The basic argument of the civil society movement leaders is that government and the market are two legs of a three-legged stool. The other leg is civil society, consisting of voluntary associations, non-profit organizations, religious institutions and the like. If these leaders are right about the need to revitalize local citizen groups, there is going to be an explosion of demands for more civic organizations. This means that you as graduates in sociology are entering a world of opportunities in which you hold a special advantage--not so much in government or business but in the voluntary and non-profit world where the primary resources are not power, not wealth but the talents and dedication of the people themselves.
In tune with this emerging trend, the sociology graduation speakers in recent years have been entrepreneurs of faith-based, volunteer and non-profit groups. In 1997, The Reverend Francis Pizzarelli told how he developed Hope House Ministries. In 1998, Robert J. Mulvey reported his efforts to build a service to help civic groups improve their neighborhoods. In 1999, Diane Arens, a Stony Brook sociology alumnus, told us how she had organized a successful housing agency.
This year is no exception. Your speaker is still another adventurer in the world of civic organization. I have joined with Bob Mulvey and others to set up a non-profit operation called New Directions Community-Based Research Institute, which will raise funds to enable us to work with civic groups that want to build better neighborhoods and communities.

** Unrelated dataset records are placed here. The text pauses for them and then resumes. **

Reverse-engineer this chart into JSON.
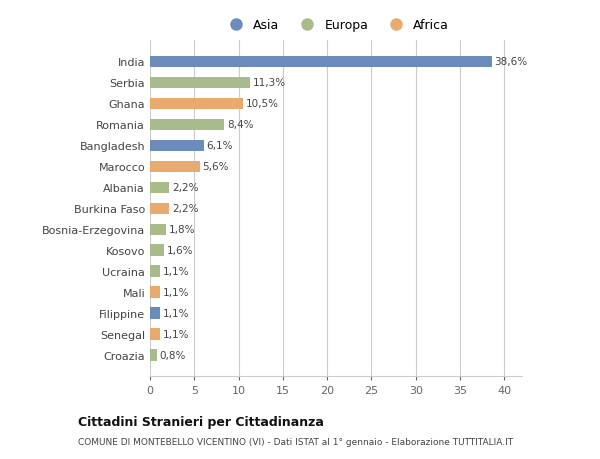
{
  "countries": [
    "Croazia",
    "Senegal",
    "Filippine",
    "Mali",
    "Ucraina",
    "Kosovo",
    "Bosnia-Erzegovina",
    "Burkina Faso",
    "Albania",
    "Marocco",
    "Bangladesh",
    "Romania",
    "Ghana",
    "Serbia",
    "India"
  ],
  "values": [
    0.8,
    1.1,
    1.1,
    1.1,
    1.1,
    1.6,
    1.8,
    2.2,
    2.2,
    5.6,
    6.1,
    8.4,
    10.5,
    11.3,
    38.6
  ],
  "labels": [
    "0,8%",
    "1,1%",
    "1,1%",
    "1,1%",
    "1,1%",
    "1,6%",
    "1,8%",
    "2,2%",
    "2,2%",
    "5,6%",
    "6,1%",
    "8,4%",
    "10,5%",
    "11,3%",
    "38,6%"
  ],
  "continents": [
    "Europa",
    "Africa",
    "Asia",
    "Africa",
    "Europa",
    "Europa",
    "Europa",
    "Africa",
    "Europa",
    "Africa",
    "Asia",
    "Europa",
    "Africa",
    "Europa",
    "Asia"
  ],
  "colors": {
    "Asia": "#6b8cba",
    "Europa": "#a8bb8a",
    "Africa": "#e8aa6e"
  },
  "legend": [
    "Asia",
    "Europa",
    "Africa"
  ],
  "legend_colors": [
    "#6b8cba",
    "#a8bb8a",
    "#e8aa6e"
  ],
  "title": "Cittadini Stranieri per Cittadinanza",
  "subtitle": "COMUNE DI MONTEBELLO VICENTINO (VI) - Dati ISTAT al 1° gennaio - Elaborazione TUTTITALIA.IT",
  "xlim": [
    0,
    42
  ],
  "xticks": [
    0,
    5,
    10,
    15,
    20,
    25,
    30,
    35,
    40
  ],
  "bg_color": "#ffffff",
  "bar_height": 0.55,
  "grid_color": "#cccccc"
}
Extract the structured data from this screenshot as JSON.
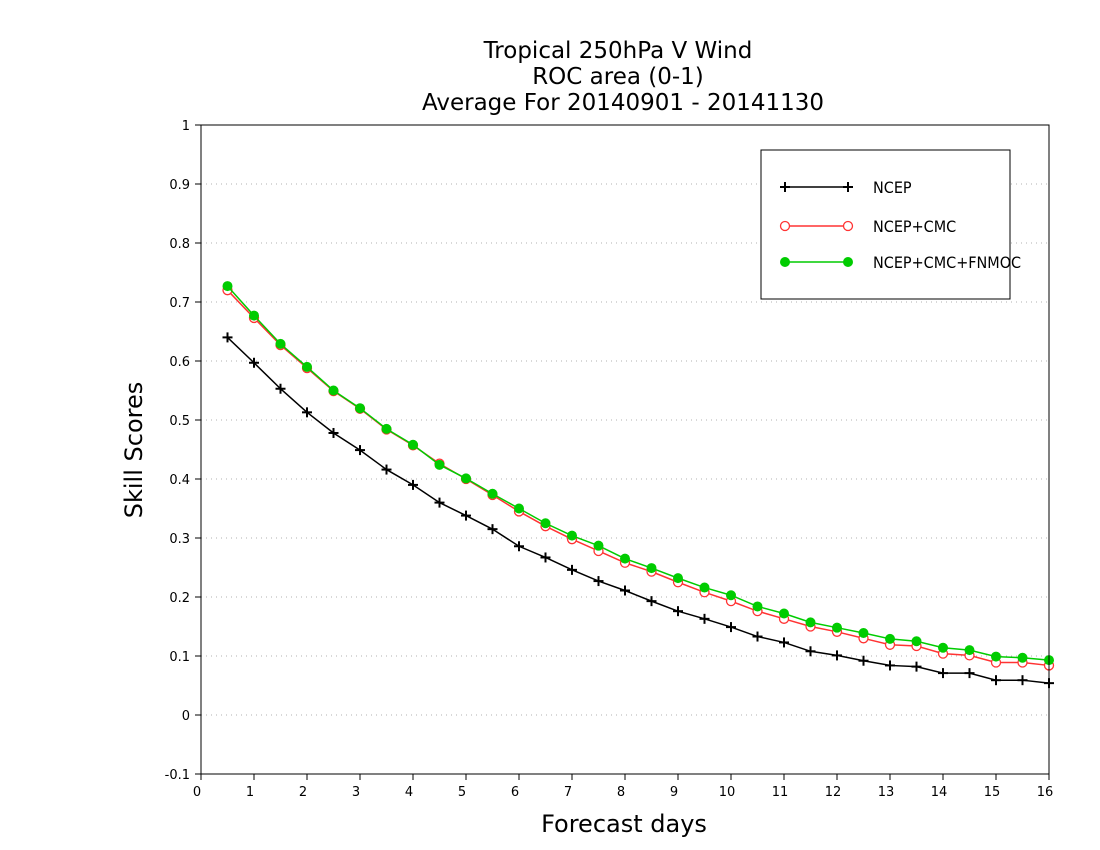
{
  "chart_data": {
    "type": "line",
    "title": [
      "Tropical 250hPa V Wind",
      "ROC area (0-1)",
      "Average For 20140901 - 20141130"
    ],
    "xlabel": "Forecast days",
    "ylabel": "Skill Scores",
    "xlim": [
      0,
      16
    ],
    "ylim": [
      -0.1,
      1
    ],
    "xticks": [
      0,
      1,
      2,
      3,
      4,
      5,
      6,
      7,
      8,
      9,
      10,
      11,
      12,
      13,
      14,
      15,
      16
    ],
    "yticks": [
      -0.1,
      0,
      0.1,
      0.2,
      0.3,
      0.4,
      0.5,
      0.6,
      0.7,
      0.8,
      0.9,
      1
    ],
    "ytick_labels": [
      "-0.1",
      "0",
      "0.1",
      "0.2",
      "0.3",
      "0.4",
      "0.5",
      "0.6",
      "0.7",
      "0.8",
      "0.9",
      "1"
    ],
    "grid": "horizontal dotted",
    "legend_position": "top-right",
    "x": [
      0.5,
      1,
      1.5,
      2,
      2.5,
      3,
      3.5,
      4,
      4.5,
      5,
      5.5,
      6,
      6.5,
      7,
      7.5,
      8,
      8.5,
      9,
      9.5,
      10,
      10.5,
      11,
      11.5,
      12,
      12.5,
      13,
      13.5,
      14,
      14.5,
      15,
      15.5,
      16
    ],
    "series": [
      {
        "name": "NCEP",
        "color": "#000000",
        "marker": "plus",
        "values": [
          0.64,
          0.597,
          0.553,
          0.513,
          0.478,
          0.449,
          0.416,
          0.39,
          0.36,
          0.338,
          0.315,
          0.286,
          0.267,
          0.246,
          0.227,
          0.211,
          0.193,
          0.176,
          0.163,
          0.149,
          0.133,
          0.123,
          0.108,
          0.101,
          0.092,
          0.084,
          0.082,
          0.071,
          0.071,
          0.059,
          0.059,
          0.054
        ]
      },
      {
        "name": "NCEP+CMC",
        "color": "#ff3333",
        "marker": "open-circle",
        "values": [
          0.72,
          0.673,
          0.627,
          0.588,
          0.549,
          0.519,
          0.484,
          0.457,
          0.426,
          0.4,
          0.373,
          0.345,
          0.32,
          0.298,
          0.278,
          0.258,
          0.243,
          0.225,
          0.208,
          0.193,
          0.176,
          0.163,
          0.15,
          0.141,
          0.13,
          0.119,
          0.117,
          0.104,
          0.101,
          0.089,
          0.089,
          0.084
        ]
      },
      {
        "name": "NCEP+CMC+FNMOC",
        "color": "#00cc00",
        "marker": "filled-circle",
        "values": [
          0.727,
          0.677,
          0.629,
          0.59,
          0.55,
          0.52,
          0.485,
          0.458,
          0.424,
          0.401,
          0.375,
          0.35,
          0.325,
          0.304,
          0.287,
          0.265,
          0.249,
          0.232,
          0.216,
          0.203,
          0.184,
          0.172,
          0.157,
          0.148,
          0.139,
          0.129,
          0.125,
          0.114,
          0.11,
          0.099,
          0.097,
          0.093
        ]
      }
    ]
  }
}
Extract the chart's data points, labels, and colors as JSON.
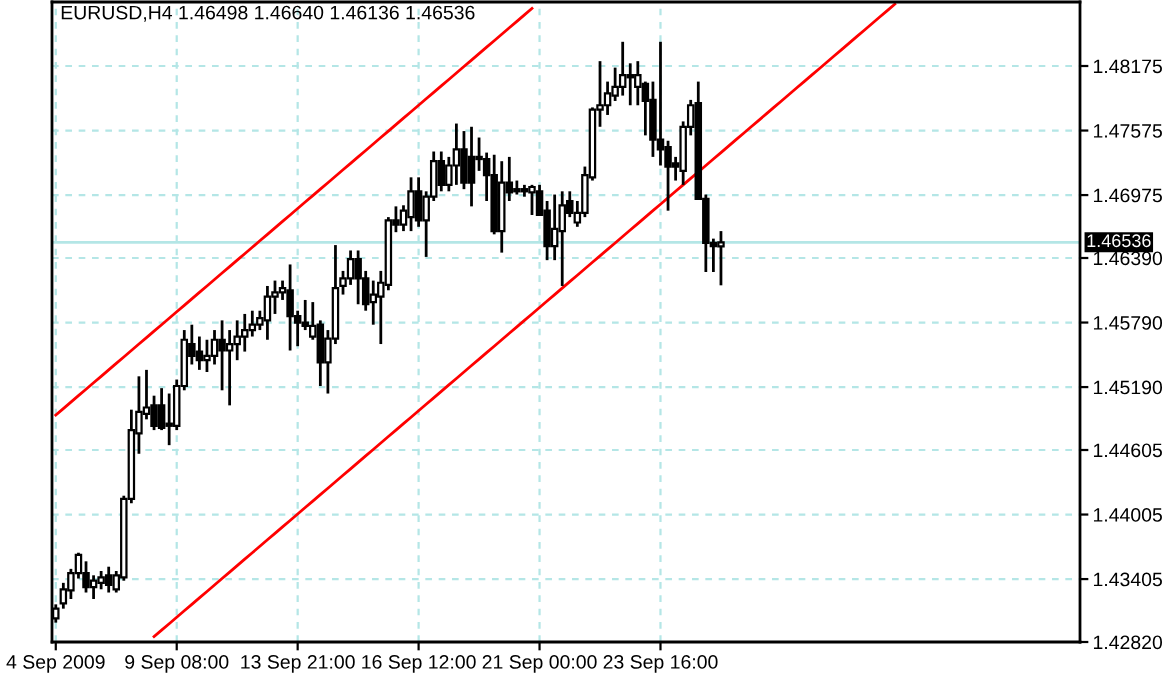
{
  "chart_data": {
    "type": "candlestick",
    "title": "EURUSD,H4 1.46498 1.46640 1.46136 1.46536",
    "categories": [
      "4 Sep 2009",
      null,
      null,
      null,
      null,
      null,
      null,
      null,
      null,
      null,
      null,
      null,
      null,
      null,
      null,
      null,
      "9 Sep 08:00",
      null,
      null,
      null,
      null,
      null,
      null,
      null,
      null,
      null,
      null,
      null,
      null,
      null,
      null,
      null,
      "13 Sep 21:00",
      null,
      null,
      null,
      null,
      null,
      null,
      null,
      null,
      null,
      null,
      null,
      null,
      null,
      null,
      null,
      "16 Sep 12:00",
      null,
      null,
      null,
      null,
      null,
      null,
      null,
      null,
      null,
      null,
      null,
      null,
      null,
      null,
      null,
      "21 Sep 00:00",
      null,
      null,
      null,
      null,
      null,
      null,
      null,
      null,
      null,
      null,
      null,
      null,
      null,
      null,
      null,
      "23 Sep 16:00",
      null,
      null,
      null,
      null,
      null,
      null,
      null,
      null,
      null,
      null,
      null,
      null,
      null,
      null,
      null,
      null,
      null,
      null,
      null,
      null,
      null,
      null,
      null,
      null,
      null,
      null,
      null,
      null,
      null,
      null,
      null,
      null,
      null,
      null,
      null,
      null,
      null,
      null,
      null,
      null,
      null,
      null,
      null,
      null,
      null,
      null,
      null,
      null,
      null,
      null,
      null,
      null,
      null,
      null,
      null
    ],
    "color": "#000000",
    "ohlc": [
      [
        1.4304,
        1.4317,
        1.43,
        1.4313
      ],
      [
        1.4318,
        1.4337,
        1.4313,
        1.4331
      ],
      [
        1.433,
        1.435,
        1.4322,
        1.4346
      ],
      [
        1.4346,
        1.4365,
        1.4341,
        1.4363
      ],
      [
        1.4346,
        1.4357,
        1.4328,
        1.4333
      ],
      [
        1.4333,
        1.4344,
        1.4322,
        1.4339
      ],
      [
        1.4337,
        1.4348,
        1.4331,
        1.4342
      ],
      [
        1.4344,
        1.4352,
        1.4328,
        1.4335
      ],
      [
        1.4331,
        1.4348,
        1.4328,
        1.4344
      ],
      [
        1.4342,
        1.4418,
        1.4339,
        1.4415
      ],
      [
        1.4415,
        1.4498,
        1.4411,
        1.4479
      ],
      [
        1.4476,
        1.4529,
        1.4457,
        1.4496
      ],
      [
        1.4494,
        1.4535,
        1.4489,
        1.45
      ],
      [
        1.4502,
        1.4511,
        1.4479,
        1.4483
      ],
      [
        1.4502,
        1.4518,
        1.4479,
        1.4481
      ],
      [
        1.4485,
        1.4513,
        1.4465,
        1.4483
      ],
      [
        1.4483,
        1.4526,
        1.4479,
        1.452
      ],
      [
        1.452,
        1.4572,
        1.4516,
        1.4563
      ],
      [
        1.4559,
        1.4577,
        1.454,
        1.4548
      ],
      [
        1.4552,
        1.4566,
        1.4535,
        1.4544
      ],
      [
        1.4544,
        1.4563,
        1.4533,
        1.4548
      ],
      [
        1.4548,
        1.4572,
        1.454,
        1.4563
      ],
      [
        1.4563,
        1.4581,
        1.4516,
        1.4553
      ],
      [
        1.4553,
        1.4572,
        1.4502,
        1.4559
      ],
      [
        1.4559,
        1.4581,
        1.4544,
        1.4566
      ],
      [
        1.4566,
        1.4587,
        1.4552,
        1.4572
      ],
      [
        1.4572,
        1.459,
        1.4566,
        1.4577
      ],
      [
        1.4577,
        1.459,
        1.4572,
        1.4583
      ],
      [
        1.4581,
        1.4613,
        1.4563,
        1.4603
      ],
      [
        1.4603,
        1.4618,
        1.4587,
        1.4607
      ],
      [
        1.4607,
        1.4618,
        1.46,
        1.4611
      ],
      [
        1.4609,
        1.4633,
        1.4553,
        1.4585
      ],
      [
        1.4585,
        1.459,
        1.4557,
        1.4579
      ],
      [
        1.4579,
        1.46,
        1.4572,
        1.4576
      ],
      [
        1.4566,
        1.4598,
        1.4563,
        1.4576
      ],
      [
        1.4577,
        1.4581,
        1.452,
        1.4542
      ],
      [
        1.4542,
        1.4572,
        1.4513,
        1.4564
      ],
      [
        1.4564,
        1.4651,
        1.4559,
        1.4611
      ],
      [
        1.4613,
        1.4627,
        1.4605,
        1.462
      ],
      [
        1.462,
        1.4646,
        1.4614,
        1.4638
      ],
      [
        1.4638,
        1.4646,
        1.4596,
        1.462
      ],
      [
        1.462,
        1.4627,
        1.459,
        1.4596
      ],
      [
        1.4598,
        1.4618,
        1.4577,
        1.4605
      ],
      [
        1.4603,
        1.4627,
        1.4559,
        1.4616
      ],
      [
        1.4614,
        1.4677,
        1.4609,
        1.4674
      ],
      [
        1.4674,
        1.4687,
        1.4663,
        1.467
      ],
      [
        1.467,
        1.4688,
        1.4664,
        1.4683
      ],
      [
        1.4677,
        1.4714,
        1.4664,
        1.4701
      ],
      [
        1.4701,
        1.4714,
        1.4668,
        1.4674
      ],
      [
        1.4674,
        1.4701,
        1.464,
        1.4696
      ],
      [
        1.4696,
        1.4738,
        1.4692,
        1.4729
      ],
      [
        1.4729,
        1.4738,
        1.4701,
        1.4707
      ],
      [
        1.4707,
        1.4733,
        1.4701,
        1.4725
      ],
      [
        1.4725,
        1.4764,
        1.4707,
        1.474
      ],
      [
        1.474,
        1.4757,
        1.4703,
        1.4709
      ],
      [
        1.4733,
        1.4761,
        1.4687,
        1.4709
      ],
      [
        1.4733,
        1.4751,
        1.472,
        1.4731
      ],
      [
        1.4731,
        1.4737,
        1.4692,
        1.4716
      ],
      [
        1.4716,
        1.4735,
        1.4661,
        1.4664
      ],
      [
        1.4664,
        1.4729,
        1.4644,
        1.4709
      ],
      [
        1.4709,
        1.4733,
        1.4692,
        1.47
      ],
      [
        1.4701,
        1.4711,
        1.4698,
        1.4703
      ],
      [
        1.4703,
        1.4707,
        1.4696,
        1.4701
      ],
      [
        1.47,
        1.4707,
        1.4679,
        1.4705
      ],
      [
        1.4701,
        1.4707,
        1.4679,
        1.4679
      ],
      [
        1.4683,
        1.4692,
        1.4637,
        1.465
      ],
      [
        1.465,
        1.4698,
        1.4637,
        1.4666
      ],
      [
        1.4664,
        1.4701,
        1.4613,
        1.4688
      ],
      [
        1.4692,
        1.4701,
        1.4677,
        1.4681
      ],
      [
        1.4672,
        1.4692,
        1.4668,
        1.4681
      ],
      [
        1.4681,
        1.4724,
        1.4677,
        1.4716
      ],
      [
        1.4714,
        1.4779,
        1.4711,
        1.4777
      ],
      [
        1.4777,
        1.4822,
        1.4761,
        1.4781
      ],
      [
        1.4781,
        1.4803,
        1.4772,
        1.4792
      ],
      [
        1.479,
        1.4816,
        1.4785,
        1.4798
      ],
      [
        1.4798,
        1.484,
        1.479,
        1.4809
      ],
      [
        1.4809,
        1.482,
        1.4781,
        1.4807
      ],
      [
        1.4798,
        1.4822,
        1.4781,
        1.4809
      ],
      [
        1.4801,
        1.4803,
        1.4753,
        1.4785
      ],
      [
        1.4786,
        1.4803,
        1.4733,
        1.4749
      ],
      [
        1.4749,
        1.484,
        1.4725,
        1.474
      ],
      [
        1.4742,
        1.4748,
        1.4683,
        1.4724
      ],
      [
        1.4727,
        1.4733,
        1.4711,
        1.4724
      ],
      [
        1.472,
        1.4766,
        1.4707,
        1.4761
      ],
      [
        1.4761,
        1.4786,
        1.4753,
        1.4781
      ],
      [
        1.4783,
        1.4803,
        1.4694,
        1.4694
      ],
      [
        1.4694,
        1.4698,
        1.4626,
        1.4653
      ],
      [
        1.4653,
        1.4657,
        1.4626,
        1.465
      ],
      [
        1.46498,
        1.4664,
        1.46136,
        1.46536
      ],
      null,
      null,
      null,
      null,
      null,
      null,
      null,
      null,
      null,
      null,
      null,
      null,
      null,
      null,
      null,
      null,
      null,
      null,
      null,
      null,
      null,
      null,
      null,
      null,
      null,
      null,
      null,
      null,
      null,
      null,
      null,
      null,
      null,
      null,
      null,
      null,
      null,
      null,
      null,
      null,
      null,
      null,
      null,
      null,
      null,
      null,
      null
    ],
    "series": [
      {
        "type": "line",
        "color": "#ff0000",
        "values": [
          1.4493,
          1.4499,
          1.4505,
          1.4511,
          1.4517,
          1.4523,
          1.4529,
          1.4535,
          1.4541,
          1.4547,
          1.4553,
          1.4559,
          1.4565,
          1.4571,
          1.4577,
          1.4583,
          1.4589,
          1.4595,
          1.4601,
          1.4607,
          1.4613,
          1.4619,
          1.4625,
          1.4631,
          1.4637,
          1.4643,
          1.4649,
          1.4655,
          1.4661,
          1.4667,
          1.4673,
          1.4679,
          1.4685,
          1.4691,
          1.4697,
          1.4703,
          1.4709,
          1.4715,
          1.4721,
          1.4727,
          1.4733,
          1.4739,
          1.4745,
          1.4751,
          1.4757,
          1.4763,
          1.4769,
          1.4775,
          1.4781,
          1.4787,
          1.4793,
          1.4799,
          1.4805,
          1.4811,
          1.4817,
          1.4823,
          1.4829,
          1.4835,
          1.4841,
          1.4847,
          1.4853,
          1.4859,
          1.4865,
          1.4871,
          null,
          null,
          null,
          null,
          null,
          null,
          null,
          null,
          null,
          null,
          null,
          null,
          null,
          null,
          null,
          null,
          null,
          null,
          null,
          null,
          null,
          null,
          null,
          null,
          null,
          null,
          null,
          null,
          null,
          null,
          null,
          null,
          null,
          null,
          null,
          null,
          null,
          null,
          null,
          null,
          null,
          null,
          null,
          null,
          null,
          null,
          null,
          null,
          null,
          null,
          null,
          null,
          null,
          null,
          null,
          null,
          null,
          null,
          null,
          null,
          null,
          null,
          null,
          null,
          null,
          null,
          null,
          null,
          null,
          null,
          null,
          null
        ]
      },
      {
        "type": "line",
        "color": "#ff0000",
        "values": [
          null,
          null,
          null,
          null,
          null,
          null,
          null,
          null,
          null,
          null,
          null,
          null,
          null,
          1.4287,
          1.4293,
          1.4299,
          1.4305,
          1.4311,
          1.4317,
          1.4323,
          1.4329,
          1.4335,
          1.4341,
          1.4347,
          1.4353,
          1.4359,
          1.4365,
          1.4371,
          1.4377,
          1.4383,
          1.4389,
          1.4395,
          1.4401,
          1.4407,
          1.4413,
          1.4419,
          1.4425,
          1.4431,
          1.4437,
          1.4443,
          1.4449,
          1.4455,
          1.4461,
          1.4467,
          1.4473,
          1.4479,
          1.4485,
          1.4491,
          1.4497,
          1.4503,
          1.4509,
          1.4515,
          1.4521,
          1.4527,
          1.4533,
          1.4539,
          1.4545,
          1.4551,
          1.4557,
          1.4563,
          1.4569,
          1.4575,
          1.4581,
          1.4587,
          1.4593,
          1.4599,
          1.4605,
          1.4611,
          1.4617,
          1.4623,
          1.4629,
          1.4635,
          1.4641,
          1.4647,
          1.4653,
          1.4659,
          1.4665,
          1.4671,
          1.4677,
          1.4683,
          1.4689,
          1.4695,
          1.4701,
          1.4707,
          1.4713,
          1.4719,
          1.4725,
          1.4731,
          1.4737,
          1.4743,
          1.4749,
          1.4755,
          1.4761,
          1.4767,
          1.4773,
          1.4779,
          1.4785,
          1.4791,
          1.4797,
          1.4803,
          1.4809,
          1.4815,
          1.4821,
          1.4827,
          1.4833,
          1.4839,
          1.4845,
          1.4851,
          1.4857,
          1.4863,
          1.4869,
          1.4875,
          null,
          null,
          null,
          null,
          null,
          null,
          null,
          null,
          null,
          null,
          null,
          null,
          null,
          null,
          null,
          null,
          null,
          null,
          null,
          null,
          null,
          null,
          null,
          null
        ]
      }
    ],
    "ylim": [
      1.4282,
      1.4877
    ],
    "yticks": [
      {
        "value": 1.4282,
        "label": "1.42820"
      },
      {
        "value": 1.43405,
        "label": "1.43405"
      },
      {
        "value": 1.44005,
        "label": "1.44005"
      },
      {
        "value": 1.44605,
        "label": "1.44605"
      },
      {
        "value": 1.4519,
        "label": "1.45190"
      },
      {
        "value": 1.4579,
        "label": "1.45790"
      },
      {
        "value": 1.4639,
        "label": "1.46390"
      },
      {
        "value": 1.46975,
        "label": "1.46975"
      },
      {
        "value": 1.47575,
        "label": "1.47575"
      },
      {
        "value": 1.48175,
        "label": "1.48175"
      }
    ],
    "ref_lines": [
      {
        "axis": "y",
        "value": 1.46536,
        "label": "1.46536",
        "color": "#b4e6e6"
      }
    ],
    "grid": true
  }
}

With New Directions we have to think carefully about each piece of our business because it hasn’t been done before. Then we have to try things and change them and try again. Oh yes, we can borrow some ideas from others who have done related work, but it is hard to find any previous examples of an institute that adopts civic associations as clients, obtains grants to enable it to work with them and enlists the expertise of appropriate professionals and faculty and students of local colleges to conduct research and develop the information requested by the civic association.
First we intend to provide the information that the civic group requires. Then we guide them in assessing their needs and setting priorities. Next we get them together with people who have the expertise to make plans, and finally we coach them as they carry out the plan in partnership with local government and industry.
Along the way, more innovations will be needed. In Mount Sinai, where the urgent drive of the civic association is to establish a central park before all the farmland is built on, we are bringing in the idea of a community land trust to acquire and manage the park.
In a Central Islip neighborhood where there are a large number of vacant and boarded-up houses, the invention was a venture called Neighborhood Realty Services, which would combine a local non-profit agency with a commercial real estate firm in service to the neighborhood. The non-profit agency backed out of the deal, but now we have the design available in case it is needed somewhere else.
What I’m finding, out there, is virtually a new frontier, one where we in sociology have a particular advantage because the need is for the ability to organize people. I hope you will keep this in mind as you get started earning a living or go on to graduate school. Whether you enter the world of civil society as an employer or as an employee or as a volunteer, think about how you might help to make your organization better informed, more representative of the community, more inclined toward cooperative problem-solving instead of arguing and complaining, and with an emphasis on seeing projects through to completion.
Watch for the opportunities, and sooner or later you, too may become a civic inventor and innovator. I have seen students like you do it over and over again right here on campus, and there is no reason why you cannot continue to do it out there in the larger world. When you do, please drop me a note. I’ll love to hear about it!